L’impact des tensions géopolitiques sur la chaîne d’approvisionnement nucléaire
Le marché du combustible nucléaire, traditionnellement globalisé, connaît des évolutions significatives sous l’effet des tensions internationales. Cette situation pousse de nombreux pays et opérateurs à diversifier leurs sources d’approvisionnement.
La sécurisation des approvisionnements
Tim Gitzel, PDG de Cameco, a rappelé lors de la conférence que « tout commence par le cycle du combustible. Sans uranium, il n’y a pas de nucléaire ». Cette observation souligne l’importance cruciale de sécuriser la chaîne d’approvisionnement pour soutenir l’expansion nucléaire mondiale.
L’Agence Internationale de l’Énergie (AIE) prévoit que la production mondiale d’énergie nucléaire atteindra un niveau record en 2025, ce qui accentue la pression sur la chaîne logistique.

Les besoins d’investissement et de main-d’œuvre
Si les ressources en uranium sont considérées comme suffisantes pour soutenir la croissance, des investissements majeurs sont nécessaires dans la prospection et l’exploitation minière. Les dépenses mondiales dans ce secteur ont récemment augmenté après une période de déclin prolongé.
Le secteur fait également face à un besoin croissant de main-d’œuvre qualifiée. En France, EDF prévoit des recrutements massifs d’ici 2030 pour répondre aux besoins de ses projets. Les métiers du nucléaire, notamment dans la logistique, exigent des compétences techniques pointues et une formation rigoureuse en matière de sécurité.
La gestion du combustible usé : un défi critique pour l’expansion nucléaire
La conférence a mis en lumière un point particulièrement sensible : la gestion du combustible usé. Cette question est considérée comme potentiellement problématique pour les plans d’expansion nucléaire mondiale.
L’enjeu du transport du combustible usé
Aux États-Unis, toute solution de gestion du combustible usé, qu’il s’agisse de stockage provisoire ou de dépôt définitif, nécessitera le transport de centaines de milliers de tonnes de matières hautement radioactives. Cette logistique représente un défi technique, réglementaire et d’acceptabilité publique considérable.

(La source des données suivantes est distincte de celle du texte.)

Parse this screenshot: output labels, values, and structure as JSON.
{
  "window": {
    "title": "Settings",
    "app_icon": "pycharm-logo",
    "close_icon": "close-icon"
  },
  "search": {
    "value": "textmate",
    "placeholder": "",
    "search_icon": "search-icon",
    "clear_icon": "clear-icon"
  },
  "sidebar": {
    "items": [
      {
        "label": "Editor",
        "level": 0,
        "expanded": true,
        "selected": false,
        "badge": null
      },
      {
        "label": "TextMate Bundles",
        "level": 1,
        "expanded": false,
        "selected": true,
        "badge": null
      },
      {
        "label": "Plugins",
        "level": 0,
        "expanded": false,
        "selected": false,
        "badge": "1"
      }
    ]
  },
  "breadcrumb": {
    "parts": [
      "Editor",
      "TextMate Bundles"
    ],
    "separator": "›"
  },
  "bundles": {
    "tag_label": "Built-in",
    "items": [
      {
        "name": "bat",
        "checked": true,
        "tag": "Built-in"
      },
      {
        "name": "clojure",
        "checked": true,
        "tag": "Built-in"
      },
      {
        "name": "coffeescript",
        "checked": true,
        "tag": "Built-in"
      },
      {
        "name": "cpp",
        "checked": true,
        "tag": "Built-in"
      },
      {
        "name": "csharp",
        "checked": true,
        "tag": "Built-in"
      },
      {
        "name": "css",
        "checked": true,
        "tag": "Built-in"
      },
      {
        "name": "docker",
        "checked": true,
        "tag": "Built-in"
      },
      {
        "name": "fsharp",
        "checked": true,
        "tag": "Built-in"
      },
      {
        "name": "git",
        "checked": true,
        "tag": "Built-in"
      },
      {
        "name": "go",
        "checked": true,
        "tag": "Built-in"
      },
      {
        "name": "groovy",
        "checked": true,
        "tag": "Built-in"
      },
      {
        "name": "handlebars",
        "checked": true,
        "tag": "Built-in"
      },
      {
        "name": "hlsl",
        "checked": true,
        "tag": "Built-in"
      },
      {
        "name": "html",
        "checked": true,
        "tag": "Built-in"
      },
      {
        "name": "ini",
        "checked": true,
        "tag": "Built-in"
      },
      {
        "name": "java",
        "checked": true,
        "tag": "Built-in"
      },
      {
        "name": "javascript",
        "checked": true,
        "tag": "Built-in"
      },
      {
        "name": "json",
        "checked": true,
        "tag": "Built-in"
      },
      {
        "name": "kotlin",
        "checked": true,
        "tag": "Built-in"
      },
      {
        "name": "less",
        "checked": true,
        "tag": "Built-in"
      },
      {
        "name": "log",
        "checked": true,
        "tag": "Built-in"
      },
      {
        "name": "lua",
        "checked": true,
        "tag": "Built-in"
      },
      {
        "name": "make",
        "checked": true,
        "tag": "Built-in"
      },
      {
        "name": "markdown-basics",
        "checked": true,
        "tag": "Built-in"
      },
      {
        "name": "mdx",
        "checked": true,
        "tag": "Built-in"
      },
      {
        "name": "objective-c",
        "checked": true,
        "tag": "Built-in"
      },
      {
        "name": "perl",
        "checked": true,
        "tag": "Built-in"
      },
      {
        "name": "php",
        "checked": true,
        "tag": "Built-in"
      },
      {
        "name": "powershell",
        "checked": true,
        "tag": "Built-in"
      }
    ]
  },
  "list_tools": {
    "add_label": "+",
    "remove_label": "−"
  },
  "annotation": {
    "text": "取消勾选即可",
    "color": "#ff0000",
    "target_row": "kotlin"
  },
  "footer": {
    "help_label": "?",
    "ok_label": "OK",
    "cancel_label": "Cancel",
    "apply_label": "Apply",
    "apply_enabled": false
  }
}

Les initiatives pour surmonter les obstacles
Face à ces défis, plusieurs initiatives émergent. L’Italie a par exemple mis en place un comité national pour résoudre les problèmes liés au refus de transport ou d’acceptation des expéditions de matières radioactives.
La World Nuclear Association organise également la conférence « World Nuclear Supply Chain 2025 » les 20 et 21 mai 2025 à Varsovie, en Pologne, pour renforcer et adapter la chaîne d’approvisionnement mondiale aux enjeux actuels et futurs.
L’objectif partagé par de nombreux gouvernements, entreprises et institutions financières reste de tripler la capacité d’énergie nucléaire d’ici 2050, motivé par les impératifs de sécurité énergétique et de réduction des émissions de CO2. La résolution des défis logistiques sera déterminante pour atteindre cette ambition.